The Grado GS1000i’s are an incredible piece of engineering. They look retro and old fashioned, you almost feel like a World War Two radio operator wearing them, but under the dramatic ‘love it or hate it’ exterior lies a product with such transparency and detail that you can’t help but fall in love with them. They do need a long time to bed in, and they are still improving as I write this.
The GS1000i’s aren’t ugly, but there is no doubting they will divide opinion. The mahogany earpiece appeals to me, but other people thought that they looked as if they were designed in a previous era.
Technically there is little to fault, and while music is subjective to each person, I felt that the GS1000i’s are pretty much as good as it gets. They are easily the best headphones I have heard, significantly better than the excellent RS1’s and Sennheiser HD800’s. Not an an easy task.

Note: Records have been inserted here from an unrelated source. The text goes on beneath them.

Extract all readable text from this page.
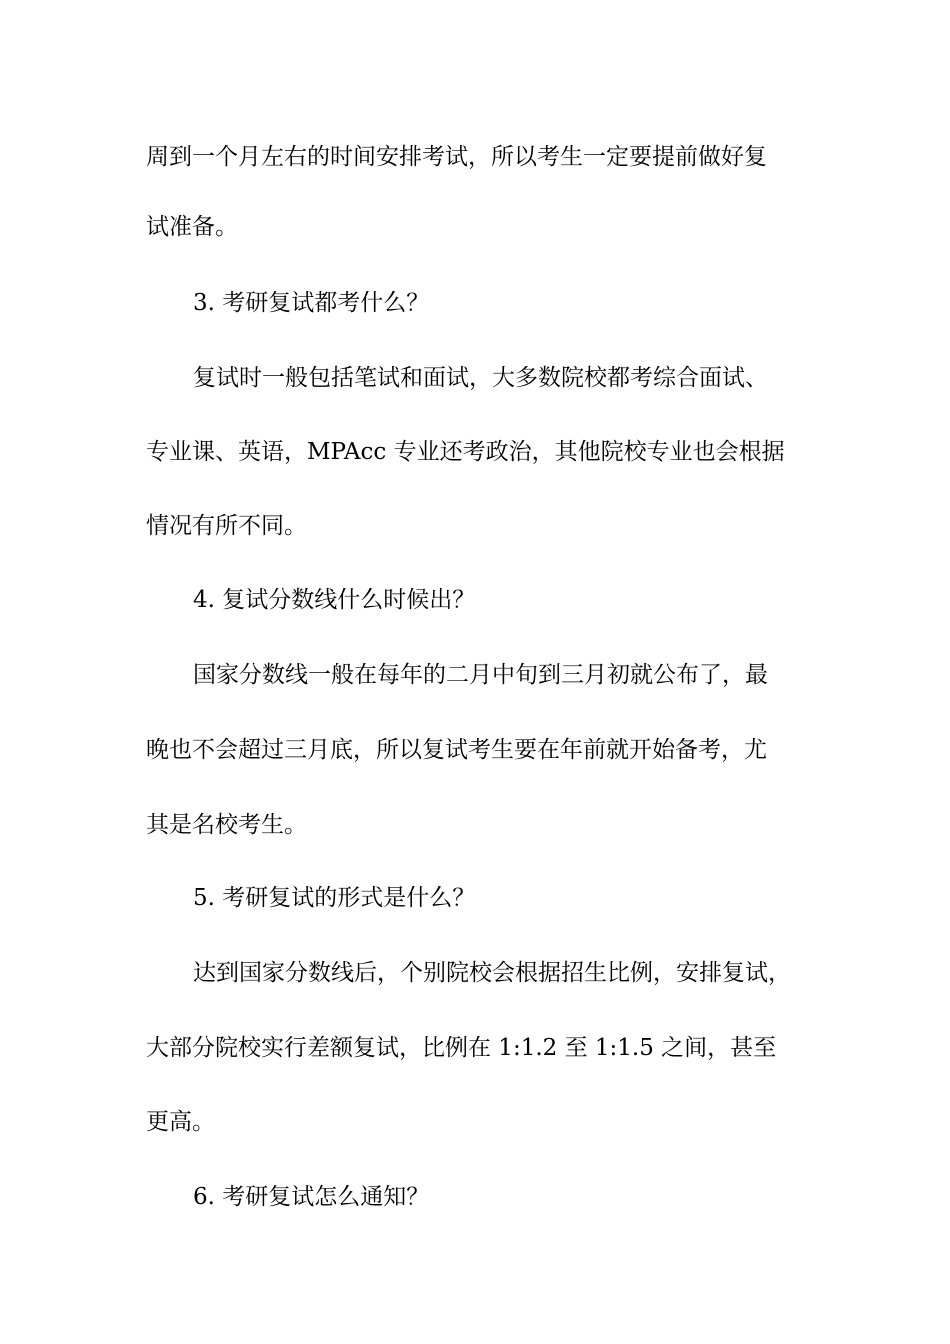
周到一个月左右的时间安排考试，所以考生一定要提前做好复
试准备。
3. 考研复试都考什么？
复试时一般包括笔试和面试，大多数院校都考综合面试、
专业课、英语，MPAcc 专业还考政治，其他院校专业也会根据
情况有所不同。
4. 复试分数线什么时候出？
国家分数线一般在每年的二月中旬到三月初就公布了，最
晚也不会超过三月底，所以复试考生要在年前就开始备考，尤
其是名校考生。
5. 考研复试的形式是什么？
达到国家分数线后，个别院校会根据招生比例，安排复试，
大部分院校实行差额复试，比例在 1:1.2 至 1:1.5 之间，甚至
更高。
6. 考研复试怎么通知？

The detail they can extract from well recorded music feels authentic and yet at times unreal. I was listening to recordings I thought I knew inside out, only to be hearing subtle ambient tones I didn’t even know where there in the first place.
While it all sounds like a technical showcase, this is only part of the picture. Music may be detailed, but nothing is forced or harsh and with the right recordings the soundstaging is simply breathtaking.
Of course when the price is weighed in, people will argue that no headphone is worth £1000, and that is certainly an opinion I won’t argue with. What I can say however is that the system I used today costs just over £2,000 and it was outperforming my audiophile speaker based system which cost six times as much. In this regard I actually think it is a bargain.
- Incredible dynamics
- Soundstaging is immense
- little colouration
- custom crafted mahogany wood finish is lovely
- quite easy to drive
- exceptionally well balanced
- looks might not appeal to everyone
- need serious partnering equipment
- packaging is rubbish
- need a long time to bed in for optimum quality.
KitGuru says: The fact that Grado make an even more expensive set of Headphones – the PS1000 (£1,700) means there is possibly room for even higher levels of output quality. Right now I find that hard to believe.